Прасолов — внережимный человек. У него не было «классовой» неприязни к дворянскому, монархическому, не было и антисоветского плоского фрондерства. Не революционер, не трибун, не бунтовщик, он и не пытался изменить обстоятельства, ибо свободен в духе, а дух — над обстоятельствами. Он идет по дороге, на которой плакаты времени. Но читает он не плакаты, а время.

В контролируемом, кодируемом, зомбируемом мире он свободен, как только может быть свободен истинный поэт в пространстве и времени какой бы то ни было общественной системы или даже химеры.

Не участвуя в боях, избежав земных аварий и катастроф, не бунтуя, не попадая в землетрясения, не обгорая в вулканической лаве, поэт тем не менее всю жизнь — «у самой гибельной стены».

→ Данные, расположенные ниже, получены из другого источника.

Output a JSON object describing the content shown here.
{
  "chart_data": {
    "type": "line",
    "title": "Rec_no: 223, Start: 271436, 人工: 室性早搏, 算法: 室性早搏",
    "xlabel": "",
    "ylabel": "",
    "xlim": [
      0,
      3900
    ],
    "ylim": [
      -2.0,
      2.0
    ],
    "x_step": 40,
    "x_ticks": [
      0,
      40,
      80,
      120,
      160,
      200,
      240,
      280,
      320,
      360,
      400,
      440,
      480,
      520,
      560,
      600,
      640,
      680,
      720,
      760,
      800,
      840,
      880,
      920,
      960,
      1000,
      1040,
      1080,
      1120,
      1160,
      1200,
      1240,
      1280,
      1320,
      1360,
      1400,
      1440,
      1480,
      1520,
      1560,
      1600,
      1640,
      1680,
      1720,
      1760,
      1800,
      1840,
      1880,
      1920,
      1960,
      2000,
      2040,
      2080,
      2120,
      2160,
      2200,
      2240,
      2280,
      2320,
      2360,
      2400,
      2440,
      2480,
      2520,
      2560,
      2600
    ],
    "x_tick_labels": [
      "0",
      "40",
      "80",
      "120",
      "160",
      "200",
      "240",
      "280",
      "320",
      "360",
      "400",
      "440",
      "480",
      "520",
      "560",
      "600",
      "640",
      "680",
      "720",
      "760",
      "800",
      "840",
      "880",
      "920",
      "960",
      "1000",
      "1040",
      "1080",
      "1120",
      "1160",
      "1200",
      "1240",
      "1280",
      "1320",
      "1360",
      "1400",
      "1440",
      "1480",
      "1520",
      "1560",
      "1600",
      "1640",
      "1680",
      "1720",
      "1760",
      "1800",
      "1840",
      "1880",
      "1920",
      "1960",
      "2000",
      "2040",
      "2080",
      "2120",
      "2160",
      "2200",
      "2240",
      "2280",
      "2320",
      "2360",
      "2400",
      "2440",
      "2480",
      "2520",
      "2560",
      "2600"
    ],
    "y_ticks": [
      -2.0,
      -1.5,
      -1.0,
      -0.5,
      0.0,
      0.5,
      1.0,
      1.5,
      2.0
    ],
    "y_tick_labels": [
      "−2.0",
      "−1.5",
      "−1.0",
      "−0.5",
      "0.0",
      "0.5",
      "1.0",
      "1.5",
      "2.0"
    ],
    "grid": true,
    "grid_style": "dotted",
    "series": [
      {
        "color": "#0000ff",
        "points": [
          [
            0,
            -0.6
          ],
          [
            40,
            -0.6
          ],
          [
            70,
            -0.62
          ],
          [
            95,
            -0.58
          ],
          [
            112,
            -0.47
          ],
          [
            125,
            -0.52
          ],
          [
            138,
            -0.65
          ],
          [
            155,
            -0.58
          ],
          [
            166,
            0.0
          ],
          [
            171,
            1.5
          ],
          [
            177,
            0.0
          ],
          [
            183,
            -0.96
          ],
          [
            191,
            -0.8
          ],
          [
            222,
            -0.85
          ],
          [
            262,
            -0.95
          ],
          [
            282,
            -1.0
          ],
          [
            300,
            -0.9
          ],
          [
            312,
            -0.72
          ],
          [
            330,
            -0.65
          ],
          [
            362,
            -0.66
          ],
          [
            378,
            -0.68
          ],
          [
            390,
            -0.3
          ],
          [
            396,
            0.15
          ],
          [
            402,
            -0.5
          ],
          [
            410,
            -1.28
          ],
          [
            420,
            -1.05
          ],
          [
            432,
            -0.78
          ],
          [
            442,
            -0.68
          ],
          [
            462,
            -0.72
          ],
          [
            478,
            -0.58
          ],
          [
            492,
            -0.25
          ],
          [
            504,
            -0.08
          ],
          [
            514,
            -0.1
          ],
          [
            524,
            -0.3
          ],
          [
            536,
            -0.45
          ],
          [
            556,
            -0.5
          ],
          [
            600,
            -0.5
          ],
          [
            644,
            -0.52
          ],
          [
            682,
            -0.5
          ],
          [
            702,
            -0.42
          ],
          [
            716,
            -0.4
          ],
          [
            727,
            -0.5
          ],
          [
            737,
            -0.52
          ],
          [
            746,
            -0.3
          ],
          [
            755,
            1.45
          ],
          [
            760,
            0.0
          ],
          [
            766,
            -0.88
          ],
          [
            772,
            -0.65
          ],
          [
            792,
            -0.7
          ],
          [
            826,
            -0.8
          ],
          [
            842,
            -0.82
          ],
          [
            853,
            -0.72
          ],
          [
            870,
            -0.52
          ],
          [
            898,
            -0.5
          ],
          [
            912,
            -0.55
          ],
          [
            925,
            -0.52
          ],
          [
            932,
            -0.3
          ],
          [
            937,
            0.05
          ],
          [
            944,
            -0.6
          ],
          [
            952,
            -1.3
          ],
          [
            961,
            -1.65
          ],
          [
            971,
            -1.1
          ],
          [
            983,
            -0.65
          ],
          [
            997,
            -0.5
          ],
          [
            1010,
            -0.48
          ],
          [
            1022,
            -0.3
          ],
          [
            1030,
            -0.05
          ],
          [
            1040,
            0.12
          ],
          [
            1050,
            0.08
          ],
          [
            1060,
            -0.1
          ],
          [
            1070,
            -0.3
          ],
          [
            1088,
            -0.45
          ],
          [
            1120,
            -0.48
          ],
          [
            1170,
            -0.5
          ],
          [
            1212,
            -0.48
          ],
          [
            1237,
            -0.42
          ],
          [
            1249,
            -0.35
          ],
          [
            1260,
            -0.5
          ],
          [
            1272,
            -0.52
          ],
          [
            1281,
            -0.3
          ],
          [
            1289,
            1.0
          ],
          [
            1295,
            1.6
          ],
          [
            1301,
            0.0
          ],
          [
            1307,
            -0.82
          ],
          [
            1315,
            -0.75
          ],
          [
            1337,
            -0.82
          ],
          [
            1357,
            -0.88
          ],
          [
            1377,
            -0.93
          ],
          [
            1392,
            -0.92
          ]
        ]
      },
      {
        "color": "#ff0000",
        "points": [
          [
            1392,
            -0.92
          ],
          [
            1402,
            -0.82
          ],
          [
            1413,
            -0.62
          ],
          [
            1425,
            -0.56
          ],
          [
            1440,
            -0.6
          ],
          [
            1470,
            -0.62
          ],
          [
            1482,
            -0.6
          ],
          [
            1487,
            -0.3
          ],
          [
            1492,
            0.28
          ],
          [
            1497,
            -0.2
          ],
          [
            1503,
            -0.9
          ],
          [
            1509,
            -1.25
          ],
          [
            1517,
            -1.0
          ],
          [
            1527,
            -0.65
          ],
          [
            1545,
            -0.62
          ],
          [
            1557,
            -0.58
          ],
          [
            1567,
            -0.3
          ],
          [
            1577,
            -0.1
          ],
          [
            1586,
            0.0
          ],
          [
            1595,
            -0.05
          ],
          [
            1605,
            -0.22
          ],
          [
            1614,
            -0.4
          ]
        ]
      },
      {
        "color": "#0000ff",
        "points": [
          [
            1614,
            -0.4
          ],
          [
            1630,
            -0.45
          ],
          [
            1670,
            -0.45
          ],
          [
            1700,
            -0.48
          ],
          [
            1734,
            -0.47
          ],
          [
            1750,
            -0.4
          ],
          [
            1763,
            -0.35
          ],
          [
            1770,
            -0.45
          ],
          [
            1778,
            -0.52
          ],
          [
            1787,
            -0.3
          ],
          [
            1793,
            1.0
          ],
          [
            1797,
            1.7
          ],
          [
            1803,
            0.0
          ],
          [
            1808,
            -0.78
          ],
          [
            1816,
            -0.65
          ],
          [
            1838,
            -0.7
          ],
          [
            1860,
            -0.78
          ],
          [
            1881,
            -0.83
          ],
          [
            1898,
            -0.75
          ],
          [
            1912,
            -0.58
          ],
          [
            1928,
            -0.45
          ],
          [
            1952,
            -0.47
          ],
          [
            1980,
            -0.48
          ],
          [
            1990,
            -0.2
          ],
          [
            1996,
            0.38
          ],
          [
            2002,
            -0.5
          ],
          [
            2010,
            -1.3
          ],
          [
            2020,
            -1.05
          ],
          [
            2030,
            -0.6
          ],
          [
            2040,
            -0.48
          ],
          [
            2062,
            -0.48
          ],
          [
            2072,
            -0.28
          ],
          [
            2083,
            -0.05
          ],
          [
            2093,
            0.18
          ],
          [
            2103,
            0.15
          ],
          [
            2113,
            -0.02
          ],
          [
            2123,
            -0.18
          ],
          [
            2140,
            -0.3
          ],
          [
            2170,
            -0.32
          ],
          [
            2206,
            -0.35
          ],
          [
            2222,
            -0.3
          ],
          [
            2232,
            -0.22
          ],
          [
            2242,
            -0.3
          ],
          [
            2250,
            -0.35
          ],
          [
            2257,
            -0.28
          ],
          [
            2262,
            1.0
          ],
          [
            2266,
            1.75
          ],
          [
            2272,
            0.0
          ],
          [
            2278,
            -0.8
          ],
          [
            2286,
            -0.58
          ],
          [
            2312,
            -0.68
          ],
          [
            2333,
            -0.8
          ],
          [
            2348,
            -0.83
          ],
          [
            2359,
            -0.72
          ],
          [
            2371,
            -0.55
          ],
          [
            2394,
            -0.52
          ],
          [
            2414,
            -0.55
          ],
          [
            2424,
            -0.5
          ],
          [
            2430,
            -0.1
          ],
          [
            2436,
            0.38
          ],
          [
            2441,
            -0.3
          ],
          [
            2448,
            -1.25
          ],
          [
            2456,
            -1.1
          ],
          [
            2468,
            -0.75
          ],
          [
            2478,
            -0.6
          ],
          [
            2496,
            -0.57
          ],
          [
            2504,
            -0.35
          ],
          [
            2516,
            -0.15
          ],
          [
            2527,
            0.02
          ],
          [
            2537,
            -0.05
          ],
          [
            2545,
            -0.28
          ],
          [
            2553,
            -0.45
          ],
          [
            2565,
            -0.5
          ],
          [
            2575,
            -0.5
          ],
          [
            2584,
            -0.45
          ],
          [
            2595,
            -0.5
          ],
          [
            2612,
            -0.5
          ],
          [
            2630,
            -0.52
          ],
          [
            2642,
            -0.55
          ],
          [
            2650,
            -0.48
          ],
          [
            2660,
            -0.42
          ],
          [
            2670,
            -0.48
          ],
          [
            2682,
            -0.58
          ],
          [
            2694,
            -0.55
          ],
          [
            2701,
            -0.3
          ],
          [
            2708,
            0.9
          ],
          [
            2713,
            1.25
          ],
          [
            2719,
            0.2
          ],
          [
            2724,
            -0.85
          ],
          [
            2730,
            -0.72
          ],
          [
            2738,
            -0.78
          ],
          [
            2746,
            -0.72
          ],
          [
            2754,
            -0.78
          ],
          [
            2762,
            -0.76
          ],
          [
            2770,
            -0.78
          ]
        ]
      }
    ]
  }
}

И снова голоса: он задохнулся от советской действительности! Как будто человек, Прасолову по духу родственный, был бы счастлив в райски привольных кущах, если таковые есть? Человек, почуявший изначальную драму земного бытия и даже надмирных, космических сфер, мог ли он быть счастлив в каком-либо ином общественном режиме? Заокеанском — «свободном», «демократическом», «цивилизованном»? В мире бездуховном и свободном настолько, насколько позволяет ему быть свободным мировая финансовая власть?

«Да, не будет рая, даже здесь „храм“ не наш. И ничего — за горами. Ничего…» — прасоловское: загадочное и бесконечно печальное. Двадцатый век сполна выстроил храм не Духу, но Молоху. Исполинский, тотальный храм. Вторая вавилонская башня. В такой храм истинного поэта не позовут, да он и сам туда никогда не пойдет.